The backbone of Carancho’s narrative concerns a corrupt industry, which has infiltrated all walks of society, one founded upon insurance payouts and legal loopholes. If you’re in an incident (which wasn’t your fault), chances are you’ll be visited by a ‘councillor’, and these are the films titular Caranchos – meaning vulture[s]. This band of deceitful lawyers, prey upon the ignorance and upset of those recently injured or bereaved. They manipulate their victims, cooing them into allowing these ‘councillors’ to oversee and control their insurance claims, which culminates with the injured/bereaved parties being conned out of a huge chunk of their compensation. And while it’s clear that our protagonist, Sosa (Ricardo Darin), doesn’t enjoy his job, he’s certainly very good at gaining the trust of his clients (and therefore their money).
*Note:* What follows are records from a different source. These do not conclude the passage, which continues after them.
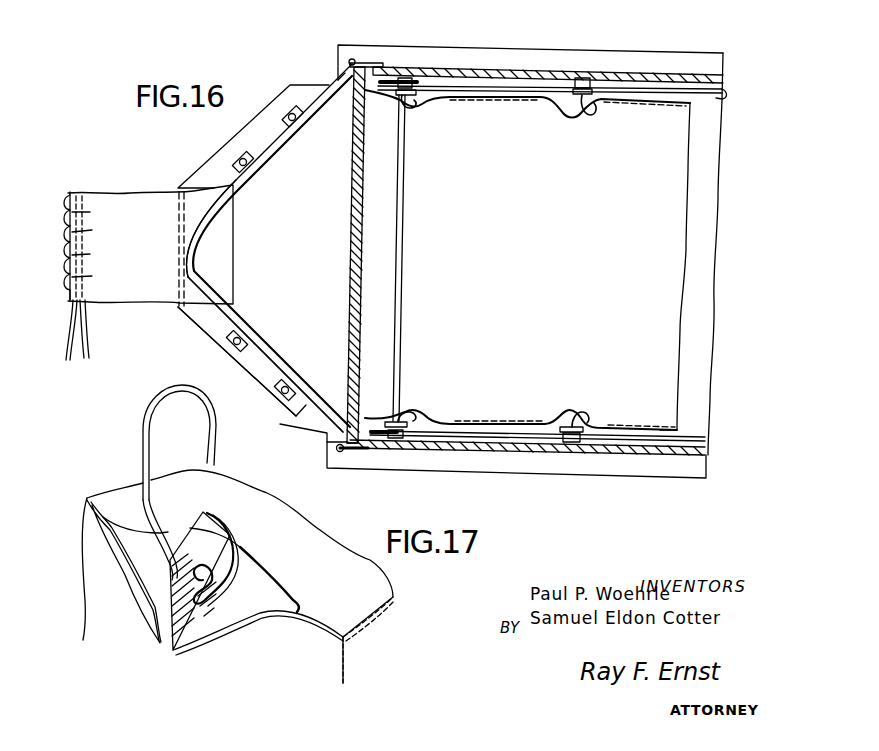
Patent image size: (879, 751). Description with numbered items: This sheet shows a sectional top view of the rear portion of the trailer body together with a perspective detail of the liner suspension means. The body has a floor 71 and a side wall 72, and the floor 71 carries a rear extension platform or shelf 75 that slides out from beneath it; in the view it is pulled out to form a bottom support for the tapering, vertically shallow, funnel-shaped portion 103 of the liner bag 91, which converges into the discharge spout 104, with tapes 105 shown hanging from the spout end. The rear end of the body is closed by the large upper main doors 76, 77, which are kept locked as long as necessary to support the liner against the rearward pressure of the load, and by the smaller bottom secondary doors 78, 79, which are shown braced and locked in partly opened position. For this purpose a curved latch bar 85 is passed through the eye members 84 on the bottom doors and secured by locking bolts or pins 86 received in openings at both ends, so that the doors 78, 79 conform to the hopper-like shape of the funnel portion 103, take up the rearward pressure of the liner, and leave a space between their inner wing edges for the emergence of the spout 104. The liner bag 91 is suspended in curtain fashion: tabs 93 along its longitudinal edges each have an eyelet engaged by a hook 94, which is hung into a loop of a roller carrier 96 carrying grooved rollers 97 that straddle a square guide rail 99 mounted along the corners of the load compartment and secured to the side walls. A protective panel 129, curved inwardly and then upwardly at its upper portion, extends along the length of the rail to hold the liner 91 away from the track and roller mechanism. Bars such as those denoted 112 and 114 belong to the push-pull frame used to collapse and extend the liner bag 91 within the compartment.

In FIG. 16, the floor 71 is at (326, 447).
In FIG. 16, the side wall 72 is at (552, 76).
In FIG. 16, the rear extension platform or shelf 75 is at (198, 328).
In FIG. 16, the upper main door 76 is at (353, 182).
In FIG. 16, the upper main door 77 is at (353, 357).
In FIG. 16, the bottom secondary door 78 is at (279, 147).
In FIG. 16, the bottom secondary door 79 is at (272, 360).
In FIG. 16, the eye member 84 is at (244, 160).
In FIG. 16, the curved latch bar 85 is at (194, 283).
In FIG. 16, the locking bolt or pin 86 is at (291, 114).
In FIG. 16, the liner bag 91 is at (647, 112).
In FIG. 17, the liner bag 91 is at (370, 608).
In FIG. 17, the tab 93 is at (186, 622).
In FIG. 17, the hook 94 is at (142, 444).
In FIG. 16, the roller carrier 96 is at (594, 114).
In FIG. 16, the grooved roller 97 is at (595, 85).
In FIG. 16, the guide rail 99 is at (463, 76).
In FIG. 16, the funnel-shaped portion 103 is at (337, 122).
In FIG. 16, the discharge spout 104 is at (129, 169).
In FIG. 16, the tapes 105 is at (72, 330).
In FIG. 16, the bar of push-pull frame 112 is at (353, 287).
In FIG. 16, the bar of push-pull frame 114 is at (544, 4).
In FIG. 16, the protective panel 129 is at (497, 97).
Sosa also carries out other insurance scams, which involves the desperate purposefully walking-out in front of speeding cars, so they can claim compensation. One horrific sequence involves Sosa breaking a client’s leg with a sledge hammer. Even the paramedics are ‘dirty’ in this world, arriving almost instantly in exchange for a piece of the compensation, naturally. And the police are no better, choosing to look the other way.
But one evening when out on the hunt – or is it another of Sosa’s scams in-play? – he meets a new paramedic, Luján (Martina Gusman), who is unaware of this complicit ‘deal’ between the caranchos and the ambulance service, and shortly after, their tale of doomed romance begins.
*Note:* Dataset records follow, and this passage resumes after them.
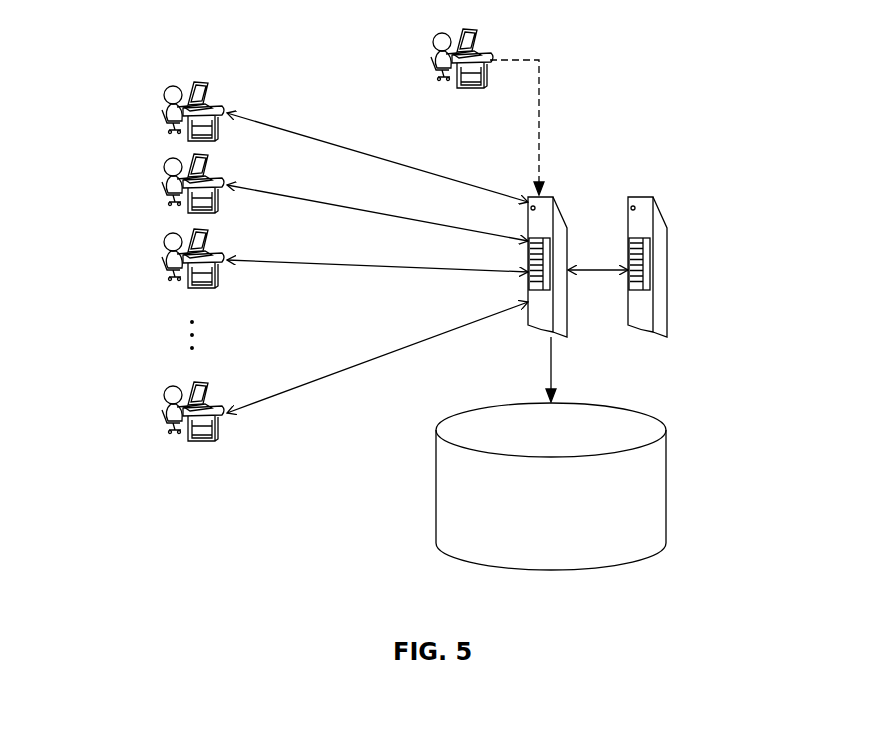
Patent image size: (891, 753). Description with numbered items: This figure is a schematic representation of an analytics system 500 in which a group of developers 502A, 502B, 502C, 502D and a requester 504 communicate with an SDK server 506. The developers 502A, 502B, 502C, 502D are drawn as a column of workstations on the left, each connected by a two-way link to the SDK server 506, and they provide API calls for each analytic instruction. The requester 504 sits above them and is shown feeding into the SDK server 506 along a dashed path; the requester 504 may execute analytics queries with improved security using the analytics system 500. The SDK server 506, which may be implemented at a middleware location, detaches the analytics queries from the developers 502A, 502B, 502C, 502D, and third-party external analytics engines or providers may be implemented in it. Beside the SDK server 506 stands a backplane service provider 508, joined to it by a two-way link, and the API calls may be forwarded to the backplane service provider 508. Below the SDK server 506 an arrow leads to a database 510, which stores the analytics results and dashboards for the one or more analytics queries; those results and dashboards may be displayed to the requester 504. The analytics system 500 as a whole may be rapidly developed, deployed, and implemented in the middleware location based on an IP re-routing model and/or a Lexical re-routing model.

The analytics system 500 is at (445, 325).
The developer 502A is at (165, 120).
The developer 502B is at (164, 190).
The developer 502C is at (164, 264).
The developer 502D is at (164, 415).
The requester 504 is at (432, 60).
The SDK server 506 is at (556, 199).
The backplane service provider 508 is at (656, 200).
The database 510 is at (667, 488).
From the outset their relationship is imbued with a sense of inescapable doom. As the two begin to bond, so does Sosa become more and more disillusioned with world in which he works. Sosa is the perfect, contemporary noir protagonist, what with his constant beatings, the suffering he inflicts, along with his gambling debts and bitter cynicism – he personifies the noir protagonist, but in a very contemporary fashion.
However, if Sosa is our noir hero then Luján – despite her initial innocence – is revealed to be rather damaged herself. And that’s the key in Trapero’s noir-esque tale, everybody is ‘dirty’ and everybody is tainted by the city’s corruption (to some extent). Luján has a drug problem, whenever life gets too hard – which unsurprisingly seems to increase once she meets Sosa – sees her injecting (presumably) Morphine, into her foot, and with greater frequency as the film continues. That isn’t to say that there aren’t any moments of tenderness between the two, but the more Trapero reveals about our ‘lovebirds’, the more obvious the path that is laid before our hapless duo.
Long gone are the glory days of Latin American cinema, when it was being trumpeted upon high, with films like City of God/Cidade de Deus, Amores Perros and Y Tu Mamá También. However, like this film’s protagonists, it is a cinema which refuses to give up.
Carancho is not only Trapero’s most obviously transnational film to date, but also – I suspect – his best film, displaying a cinematography which has been unrivalled so far this year. Watching Carancho, is like being punched and kicked in the head, and enjoying it – it’s a wholly masochistic affair. It’s a Saturday night assault, but a devastatingly enjoyable one.